Volume 2, Issue 12 – June 30th, 2014
A federal district court has rebuffed the Equal Employment Opportunity Commission’s contention that an employer’s ban on the dreadlocks hairstyle was racially discriminatory.
The case arose when an employer rejected a job applicant with the hairstyle.
The firm had established a policy that employee “hairstyles should reflect a business/ professional image” and also banned what it termed “excessive hairstyles or unusual colors.”
The employer did extend a job offer, conditioned on the applicant removing the offending hairstyle. After the applicant refused to do so and the offer of employment was withdrawn, EEOC filed suit, charging that prohibiting dreadlocks was intended to discriminate on the basis of race.

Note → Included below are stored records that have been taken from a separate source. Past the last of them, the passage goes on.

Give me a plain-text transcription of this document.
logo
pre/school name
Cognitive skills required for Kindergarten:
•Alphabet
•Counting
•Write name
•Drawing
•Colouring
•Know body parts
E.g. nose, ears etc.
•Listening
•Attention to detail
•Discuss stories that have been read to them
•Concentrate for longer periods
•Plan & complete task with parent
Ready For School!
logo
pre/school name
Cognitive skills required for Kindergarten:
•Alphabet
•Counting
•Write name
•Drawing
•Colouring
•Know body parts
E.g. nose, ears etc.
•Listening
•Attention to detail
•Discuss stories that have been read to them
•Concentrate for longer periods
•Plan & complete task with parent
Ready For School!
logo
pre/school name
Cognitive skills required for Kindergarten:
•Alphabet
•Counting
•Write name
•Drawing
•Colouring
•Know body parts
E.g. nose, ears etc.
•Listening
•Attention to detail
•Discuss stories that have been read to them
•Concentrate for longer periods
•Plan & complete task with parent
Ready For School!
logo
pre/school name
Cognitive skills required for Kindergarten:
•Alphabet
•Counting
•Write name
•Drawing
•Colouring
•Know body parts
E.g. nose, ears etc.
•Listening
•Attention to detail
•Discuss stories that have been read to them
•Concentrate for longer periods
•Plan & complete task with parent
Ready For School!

Although some Whites also wear the same hairstyle, EEOC asserted “that Blacks are primary wearers of dreadlocks” and that racial discrimination protection extends to “both physical and cultural characteristics, even when those cultural characteristics are not unique to a particular group.”
The court didn’t buy it. Citing previous decisions finding employer bans on hairstyles were nondiscriminatory, the court said a “hairstyle, even one more closely associated with a particular ethnic group, is a mutable characteristic,” instead of a racial characteristic than cannot be changed.
The court also rejected EEOC’s arguments regarding socio-cultural racial significance of dreadlocks, noting that culture and race are different concepts and that federal law “does not protect against discrimination based on traits, even a trait that has socio-cultural racial significance.”
While this decision reinforces an employer’s right to set grooming policies, since then the EEOC has expanded protections for employees’ appearance based on religion. Dreadlocks are associated with the Rastafarian religion, and attorneys warn a similar suit in the future may succeed if the case asserts religious discrimination over the hairstyle.